On paper 1.6" seems small, but this this is pretty large on the wrist.  Now, large time pieces are apparently in, but maybe it was because I haven't had a watch I've worn regularly since the 90s (aside from those dress up watches I have for fancy occasions), everybody noticed this thing.  I felt like those initial folks wearing 'Glass', I had a ton of people asking about it.

It was neat.  I really liked how the battery lasted seemingly forever (about 3 days) and by just tilting my wrist to look at the watch turned the display on.

Pairing it with the phone was weird.  To charge up the device you have to rest it in a special dock, which is like a weird clasp... and the charger (microUSB) fits in at a weird angle.

It's this 'clasp' that has the NFC needed to help pair with the phone... except it was a little awkward trying to get the phone in the wrist strap (remember, the Note 3 is BIG).  But you just have to do it once.

Once paired it works as it should.  Notifications show up and you can get the basic message or tell your phone to load it up for more information.

Navigation is very simple and really easy to learn.  Swipe down from the top to go back (unless you're at the home screen, then it enters the camera).  Swipe up from the bottom while on the home screen and you enter in the coolest thing about the Gear - the dialer.  Everybody... EVERYBODY I've shown this to has asked if it can dial out, and it can.  Dial as you would normally, it'll already be paired with the phone and you'll have the speaker on the clasp (other side of your wrist) and mic at the screen side.  It's a little awkward as the speaker is technically faced away from you, but regardless - you'll still feel like Dick Tracy doing it.  I really can't imagine using this to dial out for anything else but to 'show off'.

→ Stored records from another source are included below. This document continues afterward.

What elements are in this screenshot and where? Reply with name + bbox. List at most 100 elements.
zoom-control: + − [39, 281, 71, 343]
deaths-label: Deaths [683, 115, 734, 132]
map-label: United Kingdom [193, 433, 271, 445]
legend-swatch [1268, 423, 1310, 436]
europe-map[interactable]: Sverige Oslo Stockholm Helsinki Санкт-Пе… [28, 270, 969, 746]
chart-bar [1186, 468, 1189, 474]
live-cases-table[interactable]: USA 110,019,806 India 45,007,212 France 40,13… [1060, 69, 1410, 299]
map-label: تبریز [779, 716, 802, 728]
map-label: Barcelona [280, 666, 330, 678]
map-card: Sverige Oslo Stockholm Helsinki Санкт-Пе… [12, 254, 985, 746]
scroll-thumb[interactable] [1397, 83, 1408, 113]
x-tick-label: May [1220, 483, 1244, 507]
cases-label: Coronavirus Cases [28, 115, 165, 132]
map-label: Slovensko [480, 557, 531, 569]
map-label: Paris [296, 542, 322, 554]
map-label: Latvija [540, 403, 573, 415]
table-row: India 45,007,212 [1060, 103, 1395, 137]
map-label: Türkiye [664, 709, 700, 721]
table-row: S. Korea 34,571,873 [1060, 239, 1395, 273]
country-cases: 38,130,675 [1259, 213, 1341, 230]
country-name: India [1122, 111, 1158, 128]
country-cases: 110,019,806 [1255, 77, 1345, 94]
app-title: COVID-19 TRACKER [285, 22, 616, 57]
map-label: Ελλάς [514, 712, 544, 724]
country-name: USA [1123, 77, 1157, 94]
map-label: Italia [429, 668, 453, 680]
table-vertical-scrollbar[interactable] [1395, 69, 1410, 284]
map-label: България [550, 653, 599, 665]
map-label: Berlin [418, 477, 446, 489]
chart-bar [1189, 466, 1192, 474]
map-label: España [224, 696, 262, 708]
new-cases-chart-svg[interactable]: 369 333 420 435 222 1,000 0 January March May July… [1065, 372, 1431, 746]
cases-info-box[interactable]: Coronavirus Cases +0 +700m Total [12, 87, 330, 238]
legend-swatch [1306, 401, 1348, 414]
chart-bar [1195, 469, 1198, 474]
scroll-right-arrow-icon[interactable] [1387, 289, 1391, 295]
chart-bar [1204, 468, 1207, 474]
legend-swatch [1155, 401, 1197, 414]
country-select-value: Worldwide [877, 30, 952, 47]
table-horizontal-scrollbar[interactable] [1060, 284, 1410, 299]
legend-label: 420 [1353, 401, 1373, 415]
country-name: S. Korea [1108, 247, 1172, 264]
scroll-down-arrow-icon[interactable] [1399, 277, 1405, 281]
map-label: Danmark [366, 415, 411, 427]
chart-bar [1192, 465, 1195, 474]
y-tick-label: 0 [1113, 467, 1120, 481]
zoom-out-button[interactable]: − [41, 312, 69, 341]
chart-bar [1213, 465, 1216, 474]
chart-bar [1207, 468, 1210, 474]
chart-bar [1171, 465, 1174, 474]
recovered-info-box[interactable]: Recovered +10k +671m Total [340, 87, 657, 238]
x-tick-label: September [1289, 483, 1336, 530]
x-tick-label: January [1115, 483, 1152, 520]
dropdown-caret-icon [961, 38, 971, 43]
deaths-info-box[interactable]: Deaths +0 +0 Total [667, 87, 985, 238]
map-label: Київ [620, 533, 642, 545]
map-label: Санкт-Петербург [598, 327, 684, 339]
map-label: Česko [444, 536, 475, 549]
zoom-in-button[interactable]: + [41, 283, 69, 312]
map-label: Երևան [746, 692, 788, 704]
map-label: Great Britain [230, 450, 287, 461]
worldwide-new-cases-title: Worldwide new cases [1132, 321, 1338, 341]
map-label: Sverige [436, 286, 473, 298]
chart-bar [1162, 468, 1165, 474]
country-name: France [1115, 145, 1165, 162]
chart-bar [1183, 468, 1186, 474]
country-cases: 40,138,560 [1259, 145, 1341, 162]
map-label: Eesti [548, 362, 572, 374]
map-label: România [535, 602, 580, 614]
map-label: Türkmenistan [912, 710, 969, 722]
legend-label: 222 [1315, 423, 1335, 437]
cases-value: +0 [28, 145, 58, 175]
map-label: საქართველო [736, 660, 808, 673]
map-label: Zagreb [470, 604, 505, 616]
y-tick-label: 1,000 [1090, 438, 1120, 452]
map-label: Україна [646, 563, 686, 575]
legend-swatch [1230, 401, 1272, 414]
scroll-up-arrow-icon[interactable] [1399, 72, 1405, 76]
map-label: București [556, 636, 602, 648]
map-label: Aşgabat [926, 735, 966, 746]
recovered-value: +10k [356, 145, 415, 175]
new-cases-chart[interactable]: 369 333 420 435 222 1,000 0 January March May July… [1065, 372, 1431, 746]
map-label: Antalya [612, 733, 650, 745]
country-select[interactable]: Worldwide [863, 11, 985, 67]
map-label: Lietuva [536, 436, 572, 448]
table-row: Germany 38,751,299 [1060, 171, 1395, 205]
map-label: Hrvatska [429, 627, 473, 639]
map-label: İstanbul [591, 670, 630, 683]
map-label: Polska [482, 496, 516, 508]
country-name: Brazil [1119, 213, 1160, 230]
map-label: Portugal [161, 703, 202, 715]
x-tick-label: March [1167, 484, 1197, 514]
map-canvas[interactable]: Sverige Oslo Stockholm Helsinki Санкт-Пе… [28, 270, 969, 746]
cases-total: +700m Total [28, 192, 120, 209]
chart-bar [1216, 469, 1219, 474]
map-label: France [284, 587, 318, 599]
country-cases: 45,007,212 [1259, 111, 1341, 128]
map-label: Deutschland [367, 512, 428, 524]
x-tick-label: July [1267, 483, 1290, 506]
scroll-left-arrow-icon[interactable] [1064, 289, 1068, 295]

The camera is the 'odd man out' feature as its not something that people ask about, but I remind them it has.  Pictures can either be square or 4:3.  Nothing great quality, but hey, this is coming off your wrist.  It's just a little awkward to point and shoot that way.  It'll automatically sync these photos with the phone to their own folder (which unfortunately the Dropbox app doesn't recognize for autoupload sometimes).

Camera samples:

Using the companion Gear app on the device you are able to find some other apps, however I must say I really didn't find anything that made me go "oooh", as it pretty much had everything I needed.  Taking voice memos, dialing, reading quick messages... Oh, it does also tie into S-Voice, so you can do some searching as well.

I like the idea of the Gear, but I'm just not sold as of yet.  For Samsung's first foray into the smartwatch it's a great entry and same as the Note series, I'm interested in what comes next.